If desired, multiple generalDataTypes can be identified and used in the same XML input file. For example, in addition to the code above for DNA base ambiguities, you could also include generalDataType tags for two- and three-state unordered morphological characters that you wanted to include along with DNA sequence data, to conduct a “total-evidence” dating analysis. Setting these once, before the morpho alignment, will allow you to place a Z as an ambiguous character for any number of two- or three-state characters. I will provide code for doing this. However, it is important to note that question marks should be avoided when coding morphological data in this case, because using the same character “?” to indicate missing data as well as ambiguity codes can cause problems, specifically an “invalid state index” error. So, one way to solve this problem is to use another character such as “Z” as the ambiguity code. Thanks to Alex Pyron for answering his own question on this topic, and for providing XML files from his 2011 paper on total-evidence dating using fossils as tip taxa that show how to do this, which are on Dryad (doi:10.5061/dryad.8120; Pyron, 2011).

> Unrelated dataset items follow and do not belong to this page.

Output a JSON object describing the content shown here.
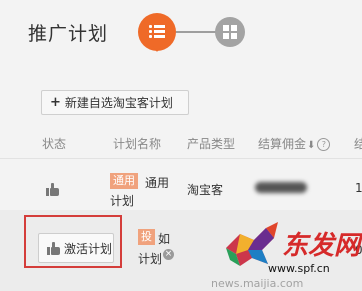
{
  "header": {
    "title": "推广计划",
    "steps": [
      {
        "name": "list-icon",
        "color": "#ef6a28",
        "active": true
      },
      {
        "name": "grid-icon",
        "color": "#a3a3a3",
        "active": false
      }
    ]
  },
  "toolbar": {
    "new_plan_label": "新建自选淘宝客计划",
    "plus_glyph": "+"
  },
  "table": {
    "columns": [
      "状态",
      "计划名称",
      "产品类型",
      "结算佣金",
      "结"
    ],
    "sort_glyph": "⬇",
    "help_glyph": "?",
    "rows": [
      {
        "status_icon": "thumbs-up-icon",
        "tag": "通用",
        "name": "通用",
        "name_line2": "计划",
        "product_type": "淘宝客",
        "commission": "",
        "trailing": "1"
      },
      {
        "activate_label": "激活计划",
        "tag": "投",
        "name": "如",
        "name_line2": "计划",
        "trailing": "0"
      }
    ]
  },
  "watermark": {
    "logo_text": "东发网",
    "url": "www.spf.cn",
    "url2": "news.maijia.com"
  },
  "colors": {
    "accent": "#ef6a28",
    "tag": "#f0a27d",
    "highlight": "#d43d3a"
  }
}
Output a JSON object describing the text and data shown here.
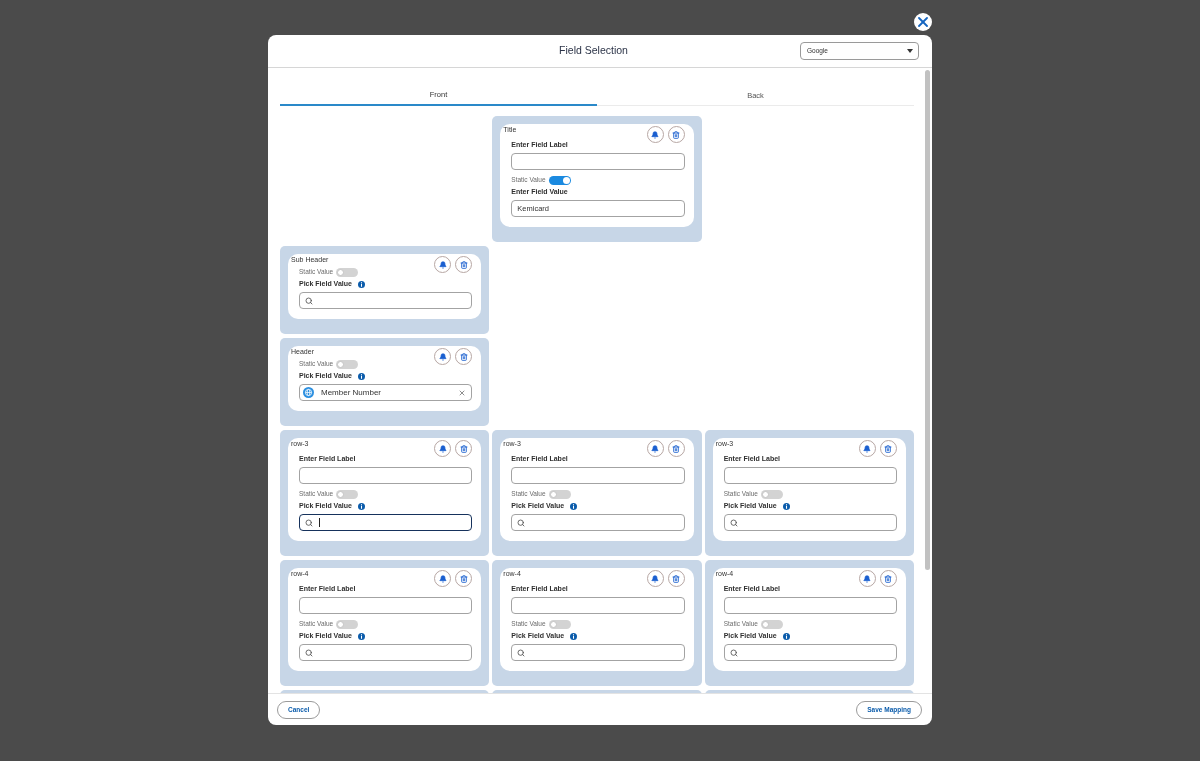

Here is some code for two- and three-state morpho characters:

    <generalDataType id="Morph_2stateUNOrdered">
     <state code="0"/>
     <state code="1"/>
     <ambiguity code="Z" states="01"/>
    </generalDataType>
    
    <generalDataType id="Morph_3stateUNOrdered">
     <state code="0"/>
     <state code="1"/>
     <state code="2"/>
     <ambiguity code="Z" states="012"/>
    </generalDataType>

Last, once generalDataType ids are introduced, it is very important to refer to them throughout the remainder of the XML file. For coding a simple character for ancestral state reconstruction, which gets no site model for example, you should only need to go down to the treeLikelihood section of the XML file and set useAmbiguities=“true”. However, for characters used during phylogeny reconstruction in BEAST, you will minimally need to refer to your generalDataTypes when coding the corresponding frequencyModel, generalSubstitutionModel, and siteModel, in addition to the tree likelihood part of the code. Examples of this are provided back in the basic tutorial, as well as example XML files. However, for morphological data, which you will need to give the Lewis (2001) Mkv model in BEAST, you will need to specify individual “patterns” and “treeLikelihood” sections, for each set of morphological generalDataTypes, like this:

     <patterns id="morph_2state_UNOrd.patterns">
     <alignment idref="alignment_2stateUNOrdered"/>
     </patterns>
     
     <patterns id="morph_3state_Ord.patterns">
     <alignment idref="alignment_3stateOrdered"/>
     </patterns>
    .
    .
    .
    <treeLikelihood id="morph.2state_UNOrd.treeLikelihood" useAmbiguities="true">
     <patterns idref="morph_2state_UNOrd.patterns"/>
     <treeModel idref="treeModel"/>
     <siteModel idref="morph_2state_UNOrd.siteModel"/>
     <discretizedBranchRates idref="branchRates"/>
     </treeLikelihood>
    <treeLikelihood id="morph_3state_Ord.treeLikelihood" useAmbiguities="true">
    <patterns idref="morph_3state_Ord.patterns"/>
    <treeModel idref="treeModel"/>
    <siteModel idref="morph_3state_Ord.siteModel"/>
    <discretizedBranchRates idref="branchRates"/>
    </treeLikelihood>

And this is in addition to frequencyModel and site and substitution model (Mkv) code sandwiched in between these, somewhere between “…”

[More Later…]

~J

References

Lewis, P.O. 2001. A likelihood approach to estimating phylogeny from discrete morphological character data. Syst. Biol. 50, 913-925.

Pyron, R.A., 2011. Divergence time estimation using fossils as terminal taxa and the origins of Lissamphibia. Syst. Biol. 60(4), 466-481.